What Italy’s Election Means for the EU
The EU – and the eurozone, in particular – are now facing a serious political challenge, exemplified by the outcome of Italy’s recent election. Are European institutions strong enough to confront that challenge, or must EU leaders rethink – and potentially recast – the pillars of cooperation?
ROME – Italy’s recent election – in which voters rebuffed traditional parties in favor of anti-establishment and far-right movements, producing a hung parliament – should serve as a wake-up call for Europe. The decades-old project of building European unity may not just be far less robust than assumed; without a significant rethink, it may not even be viable.

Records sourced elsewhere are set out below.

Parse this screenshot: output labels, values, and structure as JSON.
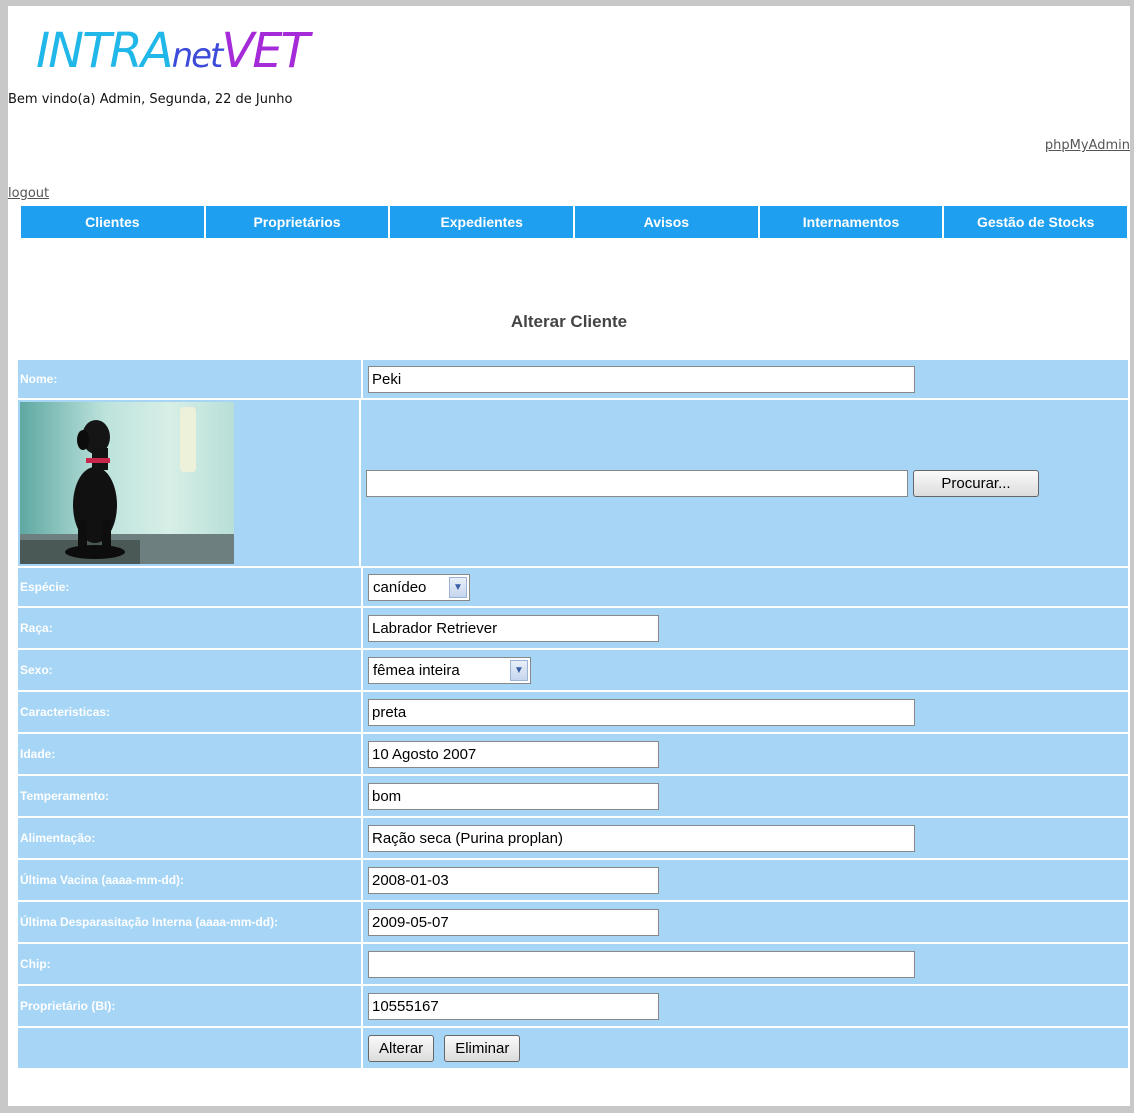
{
  "header": {
    "logo_a": "INTRA",
    "logo_b": "net",
    "logo_c": "VET",
    "welcome": "Bem vindo(a) Admin, Segunda, 22 de Junho",
    "phpmyadmin": "phpMyAdmin",
    "logout": "logout"
  },
  "nav": [
    "Clientes",
    "Proprietários",
    "Expedientes",
    "Avisos",
    "Internamentos",
    "Gestão de Stocks"
  ],
  "page_title": "Alterar Cliente",
  "form": {
    "nome_label": "Nome:",
    "nome_value": "Peki",
    "file_value": "",
    "browse_label": "Procurar...",
    "especie_label": "Espécie:",
    "especie_value": "canídeo",
    "raca_label": "Raça:",
    "raca_value": "Labrador Retriever",
    "sexo_label": "Sexo:",
    "sexo_value": "fêmea inteira",
    "caracteristicas_label": "Caracteristicas:",
    "caracteristicas_value": "preta",
    "idade_label": "Idade:",
    "idade_value": "10 Agosto 2007",
    "temperamento_label": "Temperamento:",
    "temperamento_value": "bom",
    "alimentacao_label": "Alimentação:",
    "alimentacao_value": "Ração seca (Purina proplan)",
    "vacina_label": "Última Vacina (aaaa-mm-dd):",
    "vacina_value": "2008-01-03",
    "desparasitacao_label": "Última Desparasitação Interna (aaaa-mm-dd):",
    "desparasitacao_value": "2009-05-07",
    "chip_label": "Chip:",
    "chip_value": "",
    "proprietario_label": "Proprietário (BI):",
    "proprietario_value": "10555167",
    "alterar_label": "Alterar",
    "eliminar_label": "Eliminar"
  },
  "colors": {
    "nav": "#1f9ff0",
    "form_bg": "#a6d5f6"
  }
}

The financial crisis of 2008 and the debt crisis that followed revealed major flaws in the governance of the Economic and Monetary Union (EMU). Member states responded by building new institutions, such as the Single Supervisory Mechanism and the European Stability Mechanism. These efforts are, however, almost certainly inadequate to make the EMU resilient enough to withstand future financial crises. Anyone who believes in the European project should hope that further reforms follow soon.
But there is an even more urgent task at hand. The European Union (EU) and the EMU, in particular, are now facing a serious political challenge, exemplified by Italy’s recent election. Are European institutions strong enough to confront that challenge, or must we reconsider – and potentially recast – the pillars of European cooperation?